1. Better condition visibility
Today’s Internet of Things (IoT) logger devices constantly monitor and record conditions such as temperature, humidity, light, tilting and jostling. As these tags become smaller, it gets easier to attach them in ways that accurately measure real conditions for sensitive items. The development of fabric with embedded sensors for ongoing medical monitoring is paving the way to similar capabilities for packing materials, enhancing accuracy for condition visibility.
It’s important to track shipments on both a micro and macro level, namely to follow each shipment’s conditions and progress while also managing the entire chain for bottlenecks and inefficiencies. With enough data at hand, chokepoint analysis can show exactly what is causing a holdup, especially for complex last mile delivery issues which can range from a lack of parking spaces to temporary diversions and regular weight of traffic.
2. Advanced analytics
Data alone is not enough; you need insights that give transparency into the supply chain, and you need them as fast as possible, which requires advanced analytics.
It takes sophisticated data modeling to compare multiple scenarios and allow for differing factors and their influence on the end result. For example, in longer supply chains, there can be numerous points where weather or traffic conditions, customs requirements, local or national holidays and geopolitical events affect which is the “best” route. Strong business intelligence can balance all these elements, allow for seasonal variations and pinpoint the best option.
3. Real-time data collection and processing
The development of connectivity systems has been roughly keeping pace with analytics capabilities, enabling data to be collected and sent lag-free to an accessible repository. Nowadays, advanced analytics can access and crunch supply chain data as it’s being generated.
With real-time data collection and quick alerts, logistics teams can react faster to emerging problems, preventing a small delay or minor incident from snowballing into significant damage.
4. Agile condition monitoring
It’s crucial to offer agile systems that are both easy to use and aren’t tied down to a single location by wired connections. RFID connections are generally effective, but they’re expensive, which means that teams on a limited budget will have to make choices about where and when to implement an RFID tracker connection.
Today’s advanced data loggers are low cost, don't require any tech infrastructure to get started and sync data with the cloud using an everyday smartphone. The smaller the tag the better too, so that it can be positioned wherever necessary to follow every movement of the goods.
5. Automated reporting
Quality assurance labels for pharmaceuticals allow consumers to make informed decisions about safe use and lifetime of goods. They rely on an integrated system that automates data collection about shipment conditions, such as how warm the product became at any given time or how long it spent on the road and aggregates it into an easy-to-read report.
Automated processes see to data gathering and storage, data preprocessing and analysis, as well as streamlining the preparation of reports required by regulations to prove compliance. These solutions ease the burden of paperwork on central logistics operations, so you can turn more attention to pressing issues.

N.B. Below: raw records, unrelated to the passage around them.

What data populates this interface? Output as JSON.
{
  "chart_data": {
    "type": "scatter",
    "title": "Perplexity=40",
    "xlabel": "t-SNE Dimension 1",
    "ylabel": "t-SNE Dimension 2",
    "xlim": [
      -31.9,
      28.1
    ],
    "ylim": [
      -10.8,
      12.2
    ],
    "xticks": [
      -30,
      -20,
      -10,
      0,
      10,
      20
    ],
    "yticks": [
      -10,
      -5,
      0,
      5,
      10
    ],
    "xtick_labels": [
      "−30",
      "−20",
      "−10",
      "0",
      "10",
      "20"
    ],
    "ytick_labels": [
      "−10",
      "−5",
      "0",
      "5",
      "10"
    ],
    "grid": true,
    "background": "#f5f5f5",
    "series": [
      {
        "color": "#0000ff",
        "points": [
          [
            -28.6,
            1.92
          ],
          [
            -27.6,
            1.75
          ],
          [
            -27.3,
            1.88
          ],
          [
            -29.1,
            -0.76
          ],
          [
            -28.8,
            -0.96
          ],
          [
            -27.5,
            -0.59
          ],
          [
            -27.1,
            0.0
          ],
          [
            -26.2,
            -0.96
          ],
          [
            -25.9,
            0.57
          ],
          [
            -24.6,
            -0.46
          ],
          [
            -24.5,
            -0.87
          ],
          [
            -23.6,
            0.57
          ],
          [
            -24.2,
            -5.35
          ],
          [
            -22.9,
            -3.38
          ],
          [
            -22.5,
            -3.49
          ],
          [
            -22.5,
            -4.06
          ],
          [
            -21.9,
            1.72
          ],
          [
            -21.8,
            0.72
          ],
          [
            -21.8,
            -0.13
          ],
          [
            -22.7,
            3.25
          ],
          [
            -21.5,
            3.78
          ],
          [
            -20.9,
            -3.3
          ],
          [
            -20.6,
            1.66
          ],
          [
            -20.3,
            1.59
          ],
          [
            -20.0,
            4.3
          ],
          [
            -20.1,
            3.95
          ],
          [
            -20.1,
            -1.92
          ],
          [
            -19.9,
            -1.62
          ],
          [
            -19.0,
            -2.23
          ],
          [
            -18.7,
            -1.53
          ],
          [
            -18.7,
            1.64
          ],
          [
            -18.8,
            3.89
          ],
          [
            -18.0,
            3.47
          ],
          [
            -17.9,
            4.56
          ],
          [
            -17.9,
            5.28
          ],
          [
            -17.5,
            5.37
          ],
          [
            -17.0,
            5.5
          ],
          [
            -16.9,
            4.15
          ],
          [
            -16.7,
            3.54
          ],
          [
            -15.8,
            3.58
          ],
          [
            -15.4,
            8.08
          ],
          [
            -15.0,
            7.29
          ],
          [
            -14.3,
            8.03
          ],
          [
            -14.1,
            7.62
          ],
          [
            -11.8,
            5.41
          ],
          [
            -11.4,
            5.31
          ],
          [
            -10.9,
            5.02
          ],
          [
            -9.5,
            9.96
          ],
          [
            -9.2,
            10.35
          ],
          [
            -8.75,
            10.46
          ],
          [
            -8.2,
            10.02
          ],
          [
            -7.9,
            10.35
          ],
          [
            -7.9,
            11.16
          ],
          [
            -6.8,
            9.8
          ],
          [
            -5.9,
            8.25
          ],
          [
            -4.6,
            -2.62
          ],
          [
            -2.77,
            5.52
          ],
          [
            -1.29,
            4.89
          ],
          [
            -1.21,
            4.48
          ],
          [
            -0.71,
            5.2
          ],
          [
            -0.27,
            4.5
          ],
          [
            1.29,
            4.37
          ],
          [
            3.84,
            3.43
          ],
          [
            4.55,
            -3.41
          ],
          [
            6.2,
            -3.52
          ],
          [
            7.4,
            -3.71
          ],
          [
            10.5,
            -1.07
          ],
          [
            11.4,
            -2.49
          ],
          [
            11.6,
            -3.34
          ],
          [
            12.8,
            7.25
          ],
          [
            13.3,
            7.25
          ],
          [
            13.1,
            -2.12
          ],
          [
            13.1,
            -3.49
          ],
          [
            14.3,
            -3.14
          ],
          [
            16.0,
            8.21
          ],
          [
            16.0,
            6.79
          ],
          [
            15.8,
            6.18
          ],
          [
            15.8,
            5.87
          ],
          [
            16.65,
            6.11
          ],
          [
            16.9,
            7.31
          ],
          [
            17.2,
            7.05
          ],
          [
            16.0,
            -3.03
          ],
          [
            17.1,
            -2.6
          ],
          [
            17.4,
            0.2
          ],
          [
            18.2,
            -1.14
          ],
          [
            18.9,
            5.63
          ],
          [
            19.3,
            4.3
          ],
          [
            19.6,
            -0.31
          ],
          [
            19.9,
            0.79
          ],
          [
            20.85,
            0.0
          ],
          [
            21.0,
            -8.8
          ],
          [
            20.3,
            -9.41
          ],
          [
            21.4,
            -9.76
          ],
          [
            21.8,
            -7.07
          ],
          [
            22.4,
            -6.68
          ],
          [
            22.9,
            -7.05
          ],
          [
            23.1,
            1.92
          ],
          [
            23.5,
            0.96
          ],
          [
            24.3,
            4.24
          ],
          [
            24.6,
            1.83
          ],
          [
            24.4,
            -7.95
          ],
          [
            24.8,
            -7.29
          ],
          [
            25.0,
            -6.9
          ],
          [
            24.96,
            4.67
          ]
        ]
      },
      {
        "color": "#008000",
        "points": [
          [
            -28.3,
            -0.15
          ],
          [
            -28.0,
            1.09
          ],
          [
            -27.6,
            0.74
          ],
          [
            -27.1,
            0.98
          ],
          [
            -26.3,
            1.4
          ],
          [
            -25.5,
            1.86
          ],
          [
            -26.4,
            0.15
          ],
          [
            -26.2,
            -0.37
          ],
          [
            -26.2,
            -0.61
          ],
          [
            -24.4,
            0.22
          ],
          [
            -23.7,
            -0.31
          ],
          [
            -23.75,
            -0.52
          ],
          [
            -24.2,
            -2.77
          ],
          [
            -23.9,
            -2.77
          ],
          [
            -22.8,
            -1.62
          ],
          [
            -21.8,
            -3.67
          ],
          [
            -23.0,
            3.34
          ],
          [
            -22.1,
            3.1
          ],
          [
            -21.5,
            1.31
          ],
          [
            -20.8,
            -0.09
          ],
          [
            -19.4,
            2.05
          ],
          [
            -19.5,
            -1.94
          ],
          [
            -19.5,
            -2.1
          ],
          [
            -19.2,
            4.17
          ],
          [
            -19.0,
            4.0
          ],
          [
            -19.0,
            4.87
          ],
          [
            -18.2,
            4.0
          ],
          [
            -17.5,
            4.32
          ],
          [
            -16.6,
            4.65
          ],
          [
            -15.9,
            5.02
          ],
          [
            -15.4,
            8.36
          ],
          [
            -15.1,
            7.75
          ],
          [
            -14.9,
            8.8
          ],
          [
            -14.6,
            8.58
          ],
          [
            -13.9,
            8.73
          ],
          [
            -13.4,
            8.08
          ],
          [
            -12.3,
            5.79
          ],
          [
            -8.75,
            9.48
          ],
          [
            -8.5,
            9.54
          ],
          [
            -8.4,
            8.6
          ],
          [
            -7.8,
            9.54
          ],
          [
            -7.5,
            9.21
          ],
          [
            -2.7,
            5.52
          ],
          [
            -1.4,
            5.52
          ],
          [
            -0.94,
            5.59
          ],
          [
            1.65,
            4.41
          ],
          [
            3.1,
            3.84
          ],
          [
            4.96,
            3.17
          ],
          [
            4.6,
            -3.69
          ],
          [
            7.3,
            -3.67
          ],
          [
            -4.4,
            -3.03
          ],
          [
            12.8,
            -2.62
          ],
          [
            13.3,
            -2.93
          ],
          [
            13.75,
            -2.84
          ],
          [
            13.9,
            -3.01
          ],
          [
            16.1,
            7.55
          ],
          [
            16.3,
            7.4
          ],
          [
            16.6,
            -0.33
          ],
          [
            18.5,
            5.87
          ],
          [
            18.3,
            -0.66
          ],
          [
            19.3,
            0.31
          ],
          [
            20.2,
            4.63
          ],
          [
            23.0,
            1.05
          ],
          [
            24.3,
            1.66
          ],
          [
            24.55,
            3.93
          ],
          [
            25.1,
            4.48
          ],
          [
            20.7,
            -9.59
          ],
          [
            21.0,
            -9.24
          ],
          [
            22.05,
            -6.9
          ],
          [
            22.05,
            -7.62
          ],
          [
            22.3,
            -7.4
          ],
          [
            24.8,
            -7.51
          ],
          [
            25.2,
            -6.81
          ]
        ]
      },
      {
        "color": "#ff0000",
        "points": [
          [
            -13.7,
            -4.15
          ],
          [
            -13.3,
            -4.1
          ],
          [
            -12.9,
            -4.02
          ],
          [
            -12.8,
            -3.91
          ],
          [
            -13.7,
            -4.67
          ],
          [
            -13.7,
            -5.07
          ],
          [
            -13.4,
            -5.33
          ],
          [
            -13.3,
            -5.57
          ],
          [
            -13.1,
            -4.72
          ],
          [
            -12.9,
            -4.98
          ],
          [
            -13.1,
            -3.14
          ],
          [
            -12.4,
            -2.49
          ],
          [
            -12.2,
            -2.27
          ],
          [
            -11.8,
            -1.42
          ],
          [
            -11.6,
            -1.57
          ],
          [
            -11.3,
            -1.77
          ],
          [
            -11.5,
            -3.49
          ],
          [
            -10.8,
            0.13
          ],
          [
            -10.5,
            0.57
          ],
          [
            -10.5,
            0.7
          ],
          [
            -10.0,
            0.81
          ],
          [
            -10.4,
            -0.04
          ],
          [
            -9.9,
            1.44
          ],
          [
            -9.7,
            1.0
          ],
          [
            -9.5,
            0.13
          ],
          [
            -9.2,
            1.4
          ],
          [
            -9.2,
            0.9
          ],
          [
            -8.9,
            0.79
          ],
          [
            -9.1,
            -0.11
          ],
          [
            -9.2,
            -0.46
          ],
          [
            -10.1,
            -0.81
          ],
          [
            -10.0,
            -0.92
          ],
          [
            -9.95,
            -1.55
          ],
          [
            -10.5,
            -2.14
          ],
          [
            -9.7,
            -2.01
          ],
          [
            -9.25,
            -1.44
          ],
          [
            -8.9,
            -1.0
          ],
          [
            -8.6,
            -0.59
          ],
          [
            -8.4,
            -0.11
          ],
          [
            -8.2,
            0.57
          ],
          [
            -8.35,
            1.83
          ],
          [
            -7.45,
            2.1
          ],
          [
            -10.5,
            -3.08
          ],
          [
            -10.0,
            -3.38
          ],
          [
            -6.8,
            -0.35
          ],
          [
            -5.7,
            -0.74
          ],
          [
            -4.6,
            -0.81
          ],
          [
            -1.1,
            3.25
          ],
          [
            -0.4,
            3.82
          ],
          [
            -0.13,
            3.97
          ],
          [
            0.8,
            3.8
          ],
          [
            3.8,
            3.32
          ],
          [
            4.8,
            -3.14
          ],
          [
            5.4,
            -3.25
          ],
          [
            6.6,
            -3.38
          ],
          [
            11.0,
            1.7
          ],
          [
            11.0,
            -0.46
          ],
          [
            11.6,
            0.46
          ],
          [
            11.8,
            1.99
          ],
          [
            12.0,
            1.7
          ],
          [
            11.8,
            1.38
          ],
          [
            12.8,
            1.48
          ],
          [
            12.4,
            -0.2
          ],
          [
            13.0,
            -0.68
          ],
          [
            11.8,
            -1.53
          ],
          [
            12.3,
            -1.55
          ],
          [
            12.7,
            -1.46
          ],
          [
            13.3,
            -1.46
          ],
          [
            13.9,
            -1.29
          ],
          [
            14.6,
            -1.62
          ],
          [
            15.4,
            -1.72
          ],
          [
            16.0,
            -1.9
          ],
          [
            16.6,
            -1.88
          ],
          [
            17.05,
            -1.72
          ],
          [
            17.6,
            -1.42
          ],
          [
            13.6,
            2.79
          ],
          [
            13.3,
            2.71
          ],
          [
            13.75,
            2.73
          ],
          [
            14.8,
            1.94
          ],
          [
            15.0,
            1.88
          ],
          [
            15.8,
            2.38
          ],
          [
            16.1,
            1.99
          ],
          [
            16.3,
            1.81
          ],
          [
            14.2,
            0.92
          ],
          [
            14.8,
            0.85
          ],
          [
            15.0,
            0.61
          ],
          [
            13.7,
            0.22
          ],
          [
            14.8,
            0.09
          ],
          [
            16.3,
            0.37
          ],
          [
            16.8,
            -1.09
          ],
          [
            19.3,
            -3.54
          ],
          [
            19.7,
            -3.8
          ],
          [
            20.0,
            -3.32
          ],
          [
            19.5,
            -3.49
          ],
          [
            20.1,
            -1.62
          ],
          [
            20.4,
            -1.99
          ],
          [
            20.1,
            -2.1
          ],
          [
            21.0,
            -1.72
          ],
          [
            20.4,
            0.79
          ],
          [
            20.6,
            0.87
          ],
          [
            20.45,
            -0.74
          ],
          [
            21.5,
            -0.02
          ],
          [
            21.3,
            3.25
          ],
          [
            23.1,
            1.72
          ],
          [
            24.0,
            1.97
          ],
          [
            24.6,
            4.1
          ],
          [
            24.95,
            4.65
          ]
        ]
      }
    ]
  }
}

Logistics advances underpin better service, even when supply chains fall apart
Tech advances are improving what the service logistics companies can offer to those shipping sensitive items, even in a time of crisis. Better condition visibility using agile systems, advanced analysis with real-time data and automated reporting processes all contribute to improving confidence that even perishable and fragile items will arrive in the condition that buyers expect.